I’m honored to represent Feed the Children at the 2nd International Conference on Nutrition (ICN2) and at the Civil Society Organizations (CSO) Pre-Conference this week in Rome, Italy. I’m joining 10 Ministers (e.g., Ministers of Health, Ministers of Agriculture) and representatives from 160 governments there. The last ICN was held 22 years ago to urge governments around the world to commit to very specific actions designed to improve nutrition, both in the Global North and Global South (these terms are the preferred way to refer to what we used to call the Developed and Developing world or First/Third-world).
This week, I will be advocating for three things I believe to be essential in order to improve the nutritional status of children around the world. (To understand terms we use when discussing hunger and nutrition, check out this infographic and post).
1. The need for prioritization
Right now, the framework for action being promoted at ICN2 contains a list of 60 policy and program options. We need to prioritize the options on this list if we expect measurable improvements in child nutrition.
One of the reasons that UNICEF’s child survival revolution was so successful in lowering child deaths is that they prioritized. They agreed to focus first on four specific actions, or interventions (referred to by the acronym GOBI – Growth monitoring, Oral rehydration, Breastfeeding, and Immunization).
This is more difficult to do in nutrition, but it’s still possible. I believe that in developing countries at least, we could (and should) focus on promoting three things : Essential Nutrition Actions, Essential Hygiene Actions, and women’s empowerment. This is entirely doable. I have also suggested language changes in the CSO Vision Statement about the importance of water interventions (e.g. purification) and improved sanitation which can improve child nutritional status, and those changes have now been incorporated into the document.
2. The need for research
No nutrition program/project conducted at scale (e.g. with 1 million or more beneficiaries) in a developing country has come close to normalizing child growth. We still need more research, and formative research (e.g. Barrier Analysis), but there has been little discussion here about the need for that. In spite of everything we throw at it, malnutrition remains a problem and any reductions are often much less than 50% in 4-5 year projects. That shows us that some of what we need to be doing is not being done, even when funding is available.
An example of the sort of interventions we may need:
- Reduce maternal depression. One study by Pamela Surkan found that we could potentially reduce stunting by about 19-23% through elimination of maternal depression, and a randomized trial has been done that shows that depression can be reduced 93% at low cost in a developing country.

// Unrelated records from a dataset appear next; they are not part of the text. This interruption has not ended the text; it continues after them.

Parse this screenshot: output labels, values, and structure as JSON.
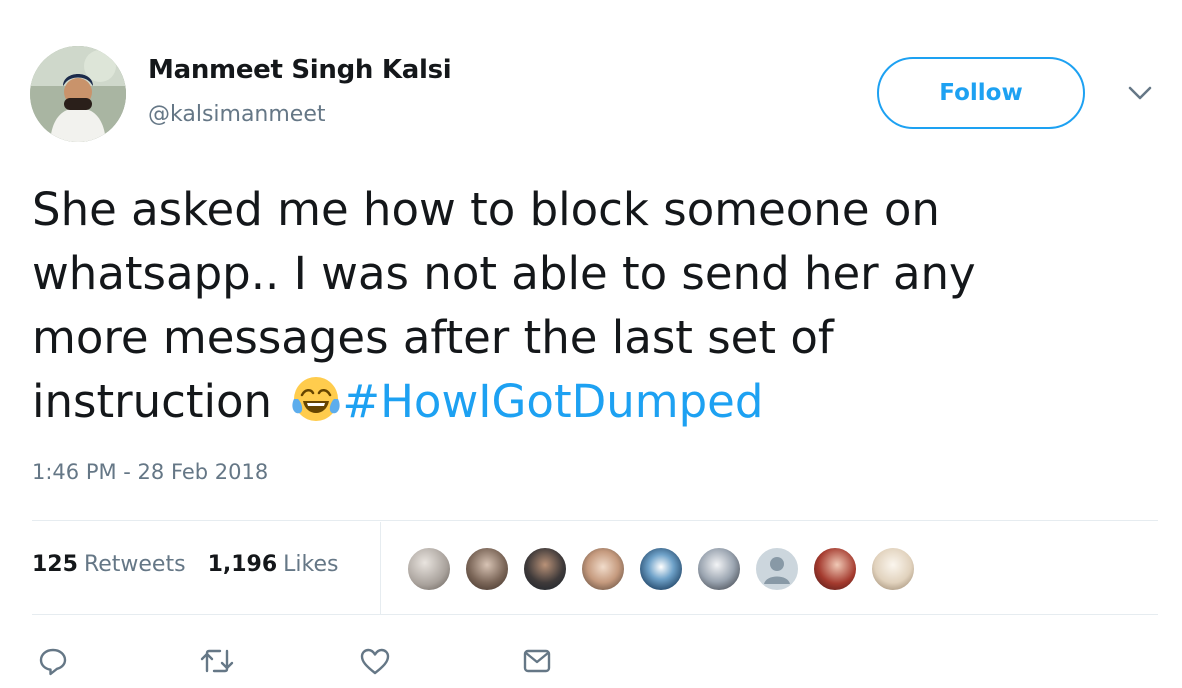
{
  "user": {
    "display_name": "Manmeet Singh Kalsi",
    "handle": "@kalsimanmeet",
    "avatar_icon": "profile-photo"
  },
  "follow_button": {
    "label": "Follow",
    "color": "#1da1f2"
  },
  "menu": {
    "icon": "chevron-down-icon"
  },
  "tweet": {
    "text_line1": "She asked me how to block someone  on",
    "text_line2": "whatsapp.. I was not able to send her any",
    "text_line3": "more messages after the last set of",
    "text_line4": "instruction ",
    "emoji": "face-with-tears-of-joy",
    "hashtag": "#HowIGotDumped",
    "hashtag_color": "#1da1f2"
  },
  "timestamp": "1:46 PM - 28 Feb 2018",
  "stats": {
    "retweets_count": "125",
    "retweets_label": "Retweets",
    "likes_count": "1,196",
    "likes_label": "Likes"
  },
  "likers": [
    {
      "icon": "liker-avatar"
    },
    {
      "icon": "liker-avatar"
    },
    {
      "icon": "liker-avatar"
    },
    {
      "icon": "liker-avatar"
    },
    {
      "icon": "liker-avatar"
    },
    {
      "icon": "liker-avatar"
    },
    {
      "icon": "default-avatar"
    },
    {
      "icon": "liker-avatar"
    },
    {
      "icon": "liker-avatar"
    }
  ],
  "actions": [
    {
      "icon": "reply-icon"
    },
    {
      "icon": "retweet-icon"
    },
    {
      "icon": "like-heart-icon"
    },
    {
      "icon": "direct-message-icon"
    }
  ],
  "colors": {
    "text": "#14171a",
    "secondary": "#657786",
    "accent": "#1da1f2",
    "divider": "#e6ecf0"
  }
}
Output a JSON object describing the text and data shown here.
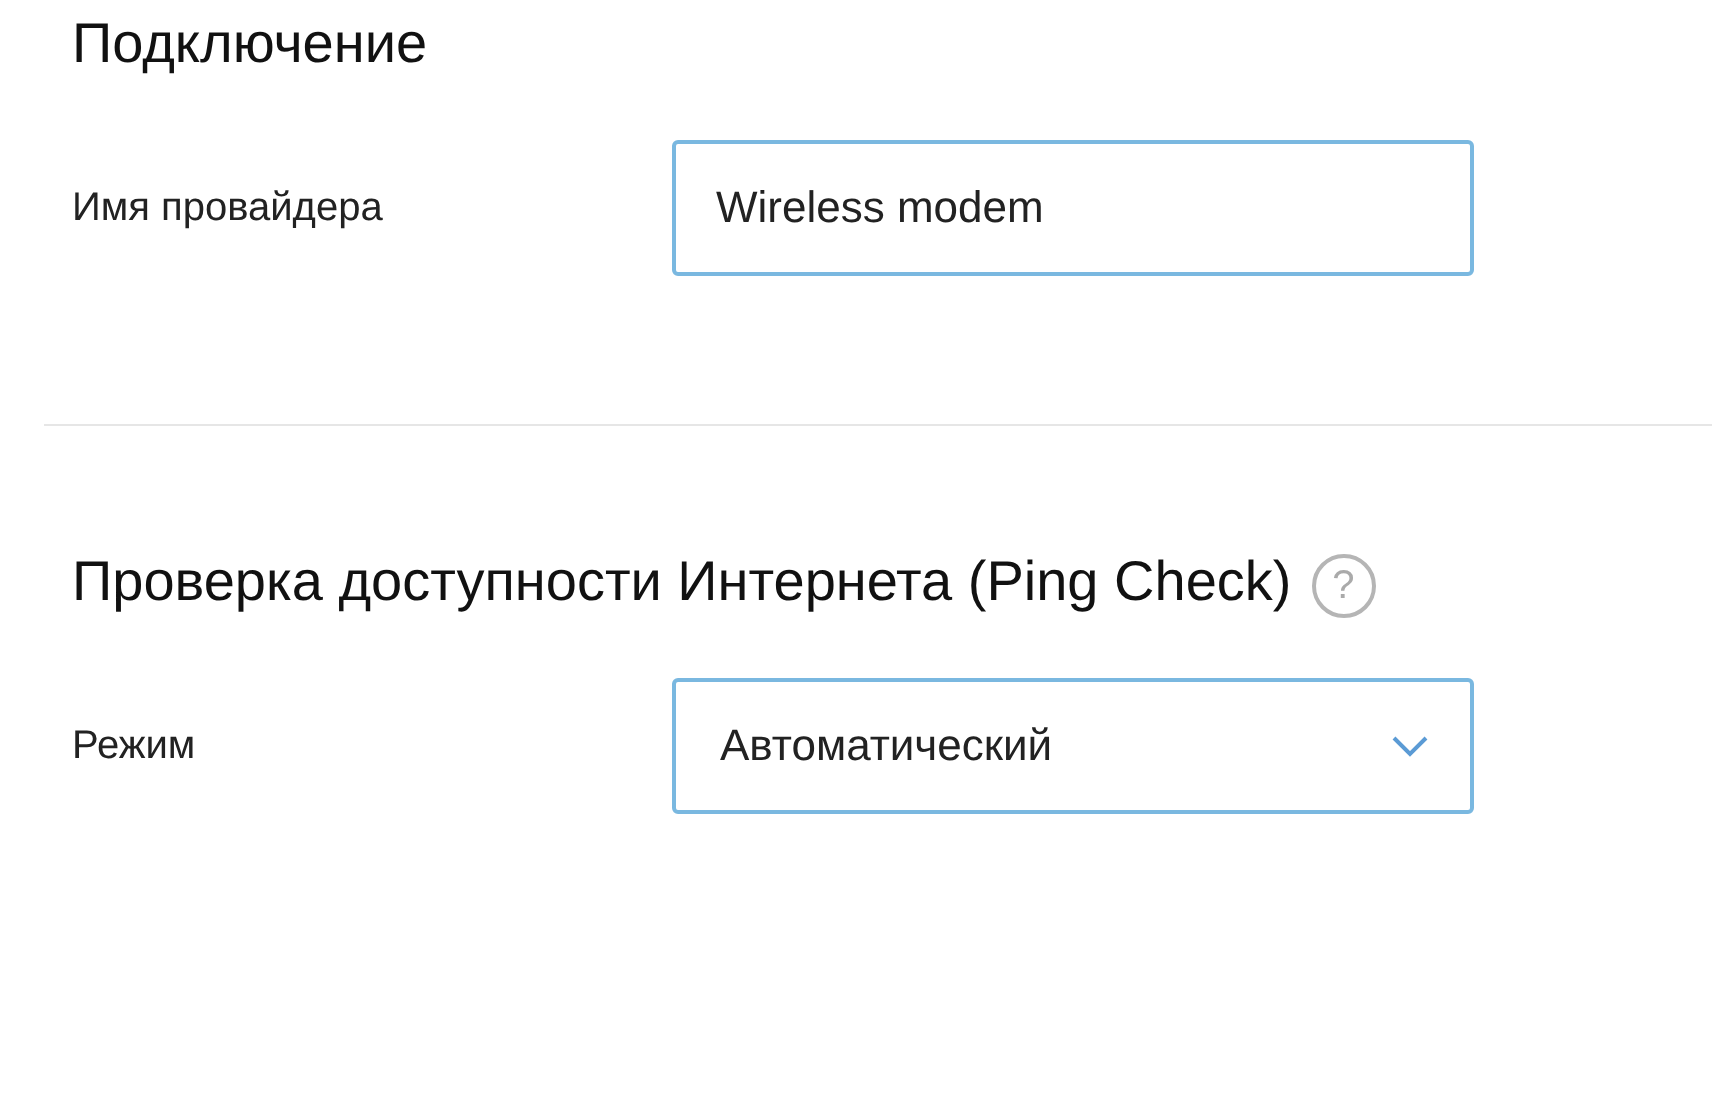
{
  "sections": [
    {
      "title": "Подключение",
      "help": false,
      "fields": [
        {
          "label": "Имя провайдера",
          "kind": "input",
          "value": "Wireless modem"
        }
      ]
    },
    {
      "title": "Проверка доступности Интернета (Ping Check)",
      "help": true,
      "help_icon": "?",
      "fields": [
        {
          "label": "Режим",
          "kind": "select",
          "value": "Автоматический"
        }
      ]
    }
  ]
}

- Eliminate open defecation (when people don’t properly dispose of human waste, it contaminates their water and soil and sickens their children). In many countries, this is a huge problem, and it’s one of the main causes that we see so much stunting in children in Asia despite the number of calories that they take in. When children live in a dirty environment, their immune systems are chronically activated, and they don’t absorb the foods that they eat as well. We know that is a large underlying cause of stunting. Learn more here. To see the sanitation conditions many children face around the world, look at these photos curated by photographers from Panos Pictures and Water & Sanitation for the Urban Poor for World Toilet Day.)
For that reason, we need to push countries to conduct more formal and formative research to find what works in reducing malnutrition, and the barriers and enablers to behaviors that we know can reduce malnutrition.
3. Access to nutrition promotion as a right
We need to affirm that access to nutrition promotion is a right in the same way that access to formal education of children is a right. We know the lives it can save, and how it can decrease malnutrition at low cost, especially through the use of volunteer peer educators (e.g. Care Groups).